Multiple keycodes from one keypress. Creating eg. single-key copy/paste commands
Peter Hutterer
mailinglists at who-t.net
Tue Apr 10 16:29:41 PDT 2007
On 06/04/2007, at 09:24 , nitram at lutken.dk wrote:
> I would like to assign a single key for copy and another for paste.
> Since most applications accept CTRL-C, and CTRL-V for these actions, I
> would like to be able to assign eg. F11, F12 respectively for these
> actions.
>
> I have fooled around for some time with, xmodmap, xkeycaps, but it
> seems
> that I can't make it work. Have a feeling xmodmap does not support
> this
> kind of binding ?
>
> Would I need to hack into the X keyboard driver ? If so, then I
> will do
> that. Just need to know which files to modify code in.
The driver calls xf86PostKeyboardEvent() with the keycode. This goes
to GetKeyboardEvents() and is then processed in the unknown abyss of
XKB. Eventually X spits out the right events to the client.
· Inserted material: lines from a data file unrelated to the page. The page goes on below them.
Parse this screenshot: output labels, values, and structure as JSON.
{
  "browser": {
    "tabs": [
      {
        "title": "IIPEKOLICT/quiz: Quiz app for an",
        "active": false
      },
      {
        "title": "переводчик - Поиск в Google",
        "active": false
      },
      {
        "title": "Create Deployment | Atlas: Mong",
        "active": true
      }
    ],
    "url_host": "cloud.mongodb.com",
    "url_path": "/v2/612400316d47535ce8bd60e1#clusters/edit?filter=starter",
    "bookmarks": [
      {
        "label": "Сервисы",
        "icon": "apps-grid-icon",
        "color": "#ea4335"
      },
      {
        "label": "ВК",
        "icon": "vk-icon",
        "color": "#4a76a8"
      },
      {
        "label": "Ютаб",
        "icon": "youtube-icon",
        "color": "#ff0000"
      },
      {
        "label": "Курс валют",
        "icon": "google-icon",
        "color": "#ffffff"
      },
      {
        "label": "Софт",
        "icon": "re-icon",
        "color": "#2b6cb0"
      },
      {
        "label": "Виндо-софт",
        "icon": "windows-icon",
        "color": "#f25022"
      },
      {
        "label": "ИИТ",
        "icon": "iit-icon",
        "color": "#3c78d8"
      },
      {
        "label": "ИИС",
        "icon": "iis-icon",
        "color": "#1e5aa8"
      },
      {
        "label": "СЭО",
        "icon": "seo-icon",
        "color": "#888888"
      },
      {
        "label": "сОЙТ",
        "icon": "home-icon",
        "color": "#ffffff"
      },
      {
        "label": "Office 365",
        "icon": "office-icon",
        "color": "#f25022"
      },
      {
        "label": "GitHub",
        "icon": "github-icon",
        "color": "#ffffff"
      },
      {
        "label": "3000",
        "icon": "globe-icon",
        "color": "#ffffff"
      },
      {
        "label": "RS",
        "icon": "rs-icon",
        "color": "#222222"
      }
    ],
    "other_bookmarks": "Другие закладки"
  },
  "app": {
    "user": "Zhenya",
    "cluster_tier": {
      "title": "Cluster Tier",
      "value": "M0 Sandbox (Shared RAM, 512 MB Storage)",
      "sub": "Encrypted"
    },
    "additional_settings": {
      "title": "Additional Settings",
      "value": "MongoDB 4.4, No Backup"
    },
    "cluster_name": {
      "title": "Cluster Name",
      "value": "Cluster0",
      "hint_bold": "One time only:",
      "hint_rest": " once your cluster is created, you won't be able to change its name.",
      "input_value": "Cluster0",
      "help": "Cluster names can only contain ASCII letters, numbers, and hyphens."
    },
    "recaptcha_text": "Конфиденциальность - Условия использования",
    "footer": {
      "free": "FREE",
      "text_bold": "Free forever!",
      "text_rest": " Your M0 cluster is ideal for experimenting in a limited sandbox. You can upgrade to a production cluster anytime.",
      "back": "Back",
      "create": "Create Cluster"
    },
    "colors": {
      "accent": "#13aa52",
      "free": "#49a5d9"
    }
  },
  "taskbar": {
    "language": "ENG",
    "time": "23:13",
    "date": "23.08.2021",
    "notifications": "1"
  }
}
I guess
the easiest way if you want to hack the driver is to make it call
xf86PostKeyboardEvent() twice, once with the ctrl keycode, once with
the C keycode.
Look at PostKbdEvent in xf86-input-keyboard/src/kbd.c
Of course, this seems quite stupid to do as you would be out of sync
with the released drivers but I don't know if you can just simply map
it.
> I have also tried making this happen by modifying the blackbox
> keyboard
> grabber (bbkeys) but it seems that when I grab eg. the F11 key and
> try to
> send new key-events to the active window, there will also be generated
> some focus in/out, notify events, which for some reason makes at
> least the
> CTRL-C event not to reach the active window correctly. CTRL-V I can
> make
> work although it also generates all the focus in/out notify events,
> which
> seems to be a side effect of bbkeys grabbing keys.
AFAIK the focus in/out are generated when the passive grab is
deactivated. See man XGrabKeyboard for an explanation.